Local people launch paper airplanes during a Last Flight mourning ceremony on the tenth anniversary of the MH17 crash near the village of Hrabove, in the Donetsk region, 17 July 2024. Photo: EPA/ALESSANDRO GUERRA
Russia has filed an appeal at the International Court of Justice (ICJ) against a verdict by the UN’s top aviation agency deeming it culpable for the downing of Malaysia Airlines Flight MH17, the Russian Foreign Ministry announced on Thursday.
In May, the UN’s International Civil Aviation Organization (ICAO) Council ruled that Russia was responsible for the plane’s downing over the Donetsk region, eastern Ukraine, which killed 298 people in July 2014.
In its statement published Thursday, the Russian Foreign Ministry condemned the ICAO Council’s May decision as “unfounded,” arguing that the body had failed to conduct a “full, thorough, and independent” investigation into the crash and had instead relied on the “highly questionable results” of a Dutch-led inquiry and “fabricated evidence” supplied by Ukraine.
The Russian Foreign Ministry said it would appeal the ICAO Council’s ruling “in all aspects,” while emphasising that submitting the appeal “in no way legitimises or recognises any ICAO Council decisions in this case,” which it previously declared invalid.
Moscow’s ICJ appeal breathes new life into an international legal affair that began in March 2022 when Australia and the Netherlands, whose citizens made up the majority of the crash’s victims, filed a complaint against Russia with the ICAO Council at the UN.
The complaint, which alleged that MH17’s downing amounted to a Russian violation of international aviation law, cited the findings of a joint investigation concluded in 2019 by the Netherlands, Australia, Malaysia, Belgium, and Ukraine, which found the aircraft had been struck by a Russian-made Buk missile system that had been brought into separatist-controlled territory in Ukraine from Russia.

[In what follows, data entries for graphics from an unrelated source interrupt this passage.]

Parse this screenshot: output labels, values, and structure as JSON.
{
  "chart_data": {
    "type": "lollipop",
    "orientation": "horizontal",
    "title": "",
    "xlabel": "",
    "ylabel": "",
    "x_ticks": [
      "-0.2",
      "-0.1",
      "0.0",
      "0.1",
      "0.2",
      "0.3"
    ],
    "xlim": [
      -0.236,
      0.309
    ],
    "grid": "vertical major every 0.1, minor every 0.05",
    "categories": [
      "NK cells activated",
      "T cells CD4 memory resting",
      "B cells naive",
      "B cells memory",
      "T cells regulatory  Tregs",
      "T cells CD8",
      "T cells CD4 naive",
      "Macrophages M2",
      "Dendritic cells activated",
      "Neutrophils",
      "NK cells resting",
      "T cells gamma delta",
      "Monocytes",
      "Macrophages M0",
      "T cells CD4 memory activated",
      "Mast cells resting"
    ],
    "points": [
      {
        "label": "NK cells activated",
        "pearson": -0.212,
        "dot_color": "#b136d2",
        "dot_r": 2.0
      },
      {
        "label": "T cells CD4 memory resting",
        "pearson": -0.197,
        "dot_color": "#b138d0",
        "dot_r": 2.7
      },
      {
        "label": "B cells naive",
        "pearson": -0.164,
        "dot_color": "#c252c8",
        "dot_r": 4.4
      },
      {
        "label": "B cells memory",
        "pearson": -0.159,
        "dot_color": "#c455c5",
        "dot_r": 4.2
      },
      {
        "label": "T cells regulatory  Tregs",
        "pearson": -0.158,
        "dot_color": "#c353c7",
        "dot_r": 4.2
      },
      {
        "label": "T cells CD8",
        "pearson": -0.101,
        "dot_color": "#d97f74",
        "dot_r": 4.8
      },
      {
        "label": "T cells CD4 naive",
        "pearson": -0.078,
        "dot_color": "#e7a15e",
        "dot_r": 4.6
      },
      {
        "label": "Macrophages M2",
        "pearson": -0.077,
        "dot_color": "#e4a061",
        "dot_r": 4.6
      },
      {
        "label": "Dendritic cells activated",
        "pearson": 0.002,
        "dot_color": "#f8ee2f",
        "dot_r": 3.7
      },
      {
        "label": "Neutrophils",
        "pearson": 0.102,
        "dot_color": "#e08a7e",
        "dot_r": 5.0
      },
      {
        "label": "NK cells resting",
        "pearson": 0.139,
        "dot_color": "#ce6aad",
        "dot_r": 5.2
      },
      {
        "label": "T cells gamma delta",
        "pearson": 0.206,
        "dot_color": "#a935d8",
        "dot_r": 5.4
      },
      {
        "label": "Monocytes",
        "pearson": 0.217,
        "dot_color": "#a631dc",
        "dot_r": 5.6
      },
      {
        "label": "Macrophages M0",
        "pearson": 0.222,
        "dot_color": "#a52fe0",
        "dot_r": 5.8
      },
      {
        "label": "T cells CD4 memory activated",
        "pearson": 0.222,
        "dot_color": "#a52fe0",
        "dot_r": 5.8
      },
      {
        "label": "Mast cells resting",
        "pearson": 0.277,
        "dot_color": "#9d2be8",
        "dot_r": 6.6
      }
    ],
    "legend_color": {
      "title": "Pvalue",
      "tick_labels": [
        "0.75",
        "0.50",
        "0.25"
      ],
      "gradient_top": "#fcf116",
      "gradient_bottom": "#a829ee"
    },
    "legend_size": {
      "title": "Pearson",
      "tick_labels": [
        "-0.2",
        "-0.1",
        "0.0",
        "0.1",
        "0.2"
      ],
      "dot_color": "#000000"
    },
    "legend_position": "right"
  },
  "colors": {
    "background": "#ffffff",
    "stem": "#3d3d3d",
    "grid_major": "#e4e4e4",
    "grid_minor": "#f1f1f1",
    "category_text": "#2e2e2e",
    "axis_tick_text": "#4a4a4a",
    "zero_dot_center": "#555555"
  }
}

In June 2024, Russia declared it would stop taking part in the proceedings, claiming that it did not recognise the ICAO Council’s jurisdiction over the matter.
The ICAO Council is the permanent governing body whose responsibility it is to adopt international aviation standards and arbitrate disputes between the ICAO’s 193 member states, including Russia. According to its founding document, the Chicago Convention of 1947, any country that is a member of the ICAO may not use weapons against civilian aircraft in flight.